The Oscars Will Cut Four Award Presentations From Broadcast

Best Editing and Cinematography are among the Oscar awards not being broadcast this year.

Oscars

Yes, I hate to say it, but the nightmares we had over the summer of the Academy of Motion Picture Arts and Sciences changing the program this year have come true. Back in the summer, they released two major announcements: a new category, Best Popular Film, and that they would strictly cut down the runtime of the awards ceremony to three hours. While the Best Popular Film idea has been washed away (for now), the strict runtime is going forward, and four categories will not air on the ABC broadcast.

Those four categories are Best Live Action Short, Best Makeup and Hairstyling, Best Film Editing, and Best Cinematography. Now, for us die-hards who wish to see all winners get a fair shake at an acceptance speech, the press release announcing all this included a little ray of hope. These awards will be presented during commercial breaks, similar to how the Critics Choice Awards presented some of their TV awards this year. However, unlike that show where the winners were given about three seconds in a close-up shot to acknowledge their win (and half of them had no clue what was going on), the Academy will be providing a live-stream, allowing home watchers to see these awards presented in their entirety, including the winner’s speech.

While that is a fair compromise, I for one at still appalled at the Academy’s decision to cut the runtime of the show. Especially this year, when we have no Oscar host, it seemed like a perfect opportunity to cut down on some of the crap that bloats the show’s runtime to three hours plus (i.e. the opening monologue and pointless comedy segments). Sure, I get that this is a show, after all, and it’s a bit much to just hammer the audience with award after award after award, but that’s the way BAFTA does it, and their ratings seem to do okay.

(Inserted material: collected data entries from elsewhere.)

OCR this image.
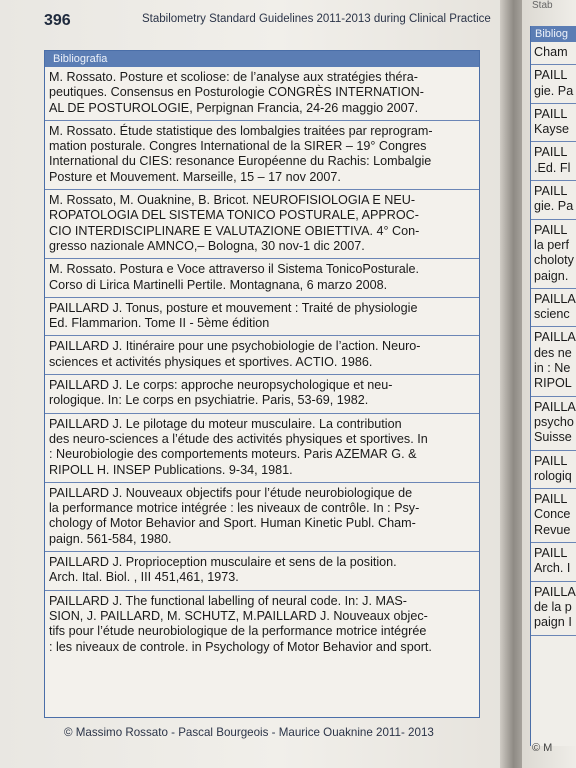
396	Stabilometry Standard Guidelines 2011-2013 during Clinical Practice
Bibliografia
M. Rossato. Posture et scoliose: de l’analyse aux stratégies théra-
peutiques. Consensus en Posturologie CONGRÈS INTERNATION-
AL DE POSTUROLOGIE, Perpignan Francia, 24-26 maggio 2007.
M. Rossato. Étude statistique des lombalgies traitées par reprogram-
mation posturale. Congres International de la SIRER – 19° Congres
International du CIES: resonance Européenne du Rachis: Lombalgie
Posture et Mouvement. Marseille, 15 – 17 nov 2007.
M. Rossato, M. Ouaknine, B. Bricot. NEUROFISIOLOGIA E NEU-
ROPATOLOGIA DEL SISTEMA TONICO POSTURALE, APPROC-
CIO INTERDISCIPLINARE E VALUTAZIONE OBIETTIVA. 4° Con-
gresso nazionale AMNCO,– Bologna, 30 nov-1 dic 2007.
M. Rossato. Postura e Voce attraverso il Sistema TonicoPosturale.
Corso di Lirica Martinelli Pertile. Montagnana, 6 marzo 2008.
PAILLARD J. Tonus, posture et mouvement : Traité de physiologie
Ed. Flammarion. Tome II - 5ème édition
PAILLARD J. Itinéraire pour une psychobiologie de l’action. Neuro-
sciences et activités physiques et sportives. ACTIO. 1986.
PAILLARD J. Le corps: approche neuropsychologique et neu-
rologique. In: Le corps en psychiatrie. Paris, 53-69, 1982.
PAILLARD J. Le pilotage du moteur musculaire. La contribution
des neuro-sciences a l’étude des activités physiques et sportives. In
: Neurobiologie des comportements moteurs. Paris AZEMAR G. &
RIPOLL H. INSEP Publications. 9-34, 1981.
PAILLARD J. Nouveaux objectifs pour l’étude neurobiologique de
la performance motrice intégrée : les niveaux de contrôle. In : Psy-
chology of Motor Behavior and Sport. Human Kinetic Publ. Cham-
paign. 561-584, 1980.
PAILLARD J. Proprioception musculaire et sens de la position.
Arch. Ital. Biol. , III 451,461, 1973.
PAILLARD J. The functional labelling of neural code. In: J. MAS-
SION, J. PAILLARD, M. SCHUTZ, M.PAILLARD J. Nouveaux objec-
tifs pour l’étude neurobiologique de la performance motrice intégrée
: les niveaux de controle. in Psychology of Motor Behavior and sport.
© Massimo Rossato - Pascal Bourgeois - Maurice Ouaknine 2011- 2013
Stab
Bibliog
Cham
PAILL
gie. Pa
PAILL
Kayse
PAILL
.Ed. Fl
PAILL
gie. Pa
PAILL
la perf
choloty
paign.
PAILLA
scienc
PAILLA
des ne
in : Ne
RIPOL
PAILLA
psycho
Suisse
PAILL
rologiq
PAILL
Conce
Revue
PAILL
Arch. I
PAILLA
de la p
paign I
© M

As far as the choice of which categories to cut from the regular broadcast, I totally understand Live Action Short and Best Makeup, seeing as these aren’t exactly two categories that bring in viewers, but the craft that’s put into a film’s editing and cinematography can make or break a film. These are two fundamentals of filmmaking, and for an awards show that honors the best of filmmaking, to not fully broadcast two elements of it is hypocritical. It’s worth noting, though, that these four categories, in the future, will not always be on the chopping block. Two other categories (we can safely assume Best Animated Short and Documentary Short) will be in a rotation every year.

Again I must stress the reason this show exists: to award excellence in film. This wasn’t some hackneyed attempt by TV people decades ago to throw a few awards at celebrities while Bob Hope and company juggled on-stage. There were plenty of variety shows back in the day to feed the home audience’s appetites. For 90 years, the Oscars have been Hollywood’s big night. How long the show runs, I believe, has little to do with ratings. The argument of why ratings are down are numerous, and range from what’s nominated, to what else is on TV that night, to who’s hosting, to how many big celebrities are going to be there. Runtime is not top of mind for most viewers. Remember, a lot of them tune in to see the show for who wins, not just as casual viewers.

Frankly, I was going to rain down a firebomb on the Academy if they had not given the streaming option. That’s better than nothing, but I still have to protest slightly with this retort: some viewers who don’t have streaming capabilities, old-timers who love watching the Oscars every year (and I think it’s safe to say that includes a few relatives of mine), will miss out on some crucial awards.

ABC will televise the three-hour version of the Oscars on Sunday, February 24th. The streaming option will be available on Oscar.com.